Healthcare software company Doximity (DOCS 0.97%) is showing signs it's back on the path to sustainable growth. The stock is up some 60% since its November 2022 lows, and though the latest quarterly earnings update was a mixed bag, there was plenty of good news to justify the rally. 

Economic headwinds will persist in calendar year 2023, so Doximity's management is being cautious. But it looks like a new bull market (one that might have already started, or could begin later this year, depending on whom you ask) could rocket this healthcare software stock higher in the years to come. 

A financial downgrade, but a temporary one

Doximity primarily makes money through advertising on its app -- sometimes described as the LinkedIn of the medical community. Nearly all physicians in the U.S. are on the Doximity app, making it an ideal place for pharmaceutical companies and other healthcare networks to place ads, hunt for talent, and the like. 

But ad spending has seized up in recent quarters as global economic growth has slowed due to U.S. interest rate hikes and worry of a recession in 2023. Doximity said in the last earnings report that it estimates it garners less than 5% of U.S. medical professional marketing budgets, so ads are still a growth market for the company.

In addition to this cooling-off, Doximity also hit some snags in rolling out some new paid software products that feature video communications.

The result was a better-than-expected third quarter of fiscal 2023 (the three months ended December 2022), but a downgrade in guidance for the fiscal fourth quarter.

Third-quarter revenue grew 18% year over year to $115 million, easily topping guidance provided a few months ago. But the revenue projection for full fiscal year 2023 was downgraded to a range of $417.7 million to $418.7 million ($424 million to $432 million was the prior guidance range). This was due to some of that new video software revenue being delayed until next fiscal year (which begins this April).

The upshot here, though, is that Doximity's leadership is conservatively forecasting 20% growth in fiscal 2024 and calling for revenue of at least $500 million.

Not just growth, but lots of profit, too

A revenue increase of 20% is not the blistering pace of expansion that early Doximity investors quickly came to expect after it went public in the summer of 2021.

But that's OK, because flat-out growth is not the reason to own this health software stock for the next bull market. The real reason to be a Doximity shareholder is the profitable expansion the company is managing.  

Free cash flow (FCF) increased 85% year over year last quarter to $47.5 million -- a very healthy FCF profit margin of 41%. Net income under generally accepted accounting principles (GAAP) was down compared to the year prior, but that's mostly because Doximity was still receiving an income-tax benefit last year (a $19.8 million benefit that added to net income).

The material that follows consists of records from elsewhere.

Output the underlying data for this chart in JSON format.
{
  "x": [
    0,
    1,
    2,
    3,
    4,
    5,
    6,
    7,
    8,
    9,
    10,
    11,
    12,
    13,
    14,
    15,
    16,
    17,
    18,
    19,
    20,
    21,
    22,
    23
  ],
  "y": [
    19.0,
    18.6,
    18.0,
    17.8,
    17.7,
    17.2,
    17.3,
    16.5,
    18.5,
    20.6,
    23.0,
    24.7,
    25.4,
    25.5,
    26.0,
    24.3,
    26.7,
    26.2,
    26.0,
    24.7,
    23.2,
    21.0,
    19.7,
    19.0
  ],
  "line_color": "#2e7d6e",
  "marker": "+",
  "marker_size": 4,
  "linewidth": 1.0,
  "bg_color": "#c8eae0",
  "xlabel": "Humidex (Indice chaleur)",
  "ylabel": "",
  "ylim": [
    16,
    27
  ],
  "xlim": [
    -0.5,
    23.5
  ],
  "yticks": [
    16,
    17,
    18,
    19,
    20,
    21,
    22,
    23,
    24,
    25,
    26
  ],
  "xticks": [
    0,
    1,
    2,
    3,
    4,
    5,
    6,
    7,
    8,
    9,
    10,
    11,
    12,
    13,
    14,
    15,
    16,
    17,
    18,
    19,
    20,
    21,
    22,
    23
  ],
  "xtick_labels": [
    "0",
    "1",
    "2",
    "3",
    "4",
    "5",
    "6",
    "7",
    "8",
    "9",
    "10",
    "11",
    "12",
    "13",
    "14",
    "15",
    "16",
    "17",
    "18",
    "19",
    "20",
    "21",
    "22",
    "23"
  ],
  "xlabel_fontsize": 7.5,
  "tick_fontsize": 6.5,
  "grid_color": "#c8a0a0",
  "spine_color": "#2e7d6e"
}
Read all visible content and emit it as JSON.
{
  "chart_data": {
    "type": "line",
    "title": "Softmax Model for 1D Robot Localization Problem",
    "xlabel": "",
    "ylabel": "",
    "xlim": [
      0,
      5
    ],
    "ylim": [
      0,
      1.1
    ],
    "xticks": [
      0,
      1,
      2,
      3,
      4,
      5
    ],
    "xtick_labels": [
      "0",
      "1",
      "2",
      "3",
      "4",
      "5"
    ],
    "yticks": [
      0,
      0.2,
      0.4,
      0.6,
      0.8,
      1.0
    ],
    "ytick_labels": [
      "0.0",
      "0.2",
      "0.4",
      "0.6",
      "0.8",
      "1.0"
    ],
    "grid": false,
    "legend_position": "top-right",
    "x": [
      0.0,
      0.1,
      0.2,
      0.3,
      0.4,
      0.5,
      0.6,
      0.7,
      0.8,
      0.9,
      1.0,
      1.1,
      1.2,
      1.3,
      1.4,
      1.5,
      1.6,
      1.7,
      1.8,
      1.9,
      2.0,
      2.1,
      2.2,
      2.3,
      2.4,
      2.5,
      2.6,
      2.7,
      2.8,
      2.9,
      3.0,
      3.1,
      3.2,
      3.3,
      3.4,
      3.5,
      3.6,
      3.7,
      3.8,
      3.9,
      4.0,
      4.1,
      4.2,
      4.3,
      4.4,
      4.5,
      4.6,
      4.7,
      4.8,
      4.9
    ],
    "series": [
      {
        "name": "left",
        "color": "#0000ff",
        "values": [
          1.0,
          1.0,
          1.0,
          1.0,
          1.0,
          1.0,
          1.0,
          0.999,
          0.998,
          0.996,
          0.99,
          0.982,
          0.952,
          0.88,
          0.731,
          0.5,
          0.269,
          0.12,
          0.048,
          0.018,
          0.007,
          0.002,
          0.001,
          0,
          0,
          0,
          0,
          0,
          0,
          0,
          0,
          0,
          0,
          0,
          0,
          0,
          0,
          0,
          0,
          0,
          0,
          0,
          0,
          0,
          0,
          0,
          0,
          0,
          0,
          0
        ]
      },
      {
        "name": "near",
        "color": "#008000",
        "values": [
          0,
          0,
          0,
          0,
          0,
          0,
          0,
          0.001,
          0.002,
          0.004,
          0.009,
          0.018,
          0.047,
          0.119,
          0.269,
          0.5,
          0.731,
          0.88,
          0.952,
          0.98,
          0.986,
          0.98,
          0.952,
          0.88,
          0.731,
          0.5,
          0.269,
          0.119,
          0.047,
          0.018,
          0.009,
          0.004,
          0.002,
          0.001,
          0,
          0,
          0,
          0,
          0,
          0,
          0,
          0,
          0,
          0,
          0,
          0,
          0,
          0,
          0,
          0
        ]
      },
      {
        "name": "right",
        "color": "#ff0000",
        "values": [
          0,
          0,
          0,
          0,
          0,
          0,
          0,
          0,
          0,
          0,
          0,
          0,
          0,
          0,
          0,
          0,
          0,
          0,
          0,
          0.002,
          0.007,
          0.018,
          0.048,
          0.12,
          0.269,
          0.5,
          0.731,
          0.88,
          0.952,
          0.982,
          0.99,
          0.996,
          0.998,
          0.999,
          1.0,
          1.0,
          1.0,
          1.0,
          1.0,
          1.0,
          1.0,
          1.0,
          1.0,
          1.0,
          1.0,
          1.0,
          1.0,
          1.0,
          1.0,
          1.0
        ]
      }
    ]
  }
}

This year, it had to pay its fair share of taxes this latest quarter. That $7.5 million provision for taxes, which subtracted from net income, resulted in a $27.3 million swing in net income due to taxable effects on the bottom line.  

The main point is that Doximity is growing profitably. Not every small software company can say that. This trend is expected to continue in fiscal 2024, as management expects its adjusted EBITDA profit margin should be 43% or higher, equal to or better than the 43% expected for the current fiscal year that is almost complete.  

DOCS Free Cash Flow Chart

Data by YCharts.

It's still early days for Doximity, and this is still very much a growth company. Its digital ad services are still rocking, and the company is only just beginning to expand its subscription software platform.

New ideas being tested include integration of physician schedules with Calendly (an appointment automation service), as well as a new ChatGPT-powered service that helps automate physician correspondence.  

Doximity stock currently trades for 45 times trailing-12-month FCF (or 36 times enterprise value to FCF, after subtracting the $801 million in cash and short-term investments on balance from Doximity's market cap).

It's a premium price, but one I believe is well deserved, especially given the ramp-up in cash generation. I continue to buy small batches of Doximity stock as the company's growth expectations begin to warm up again for the back half of calendar year 2023. Over the long term, I believe this healthcare software company's focus on profitable growth will serve shareholders well.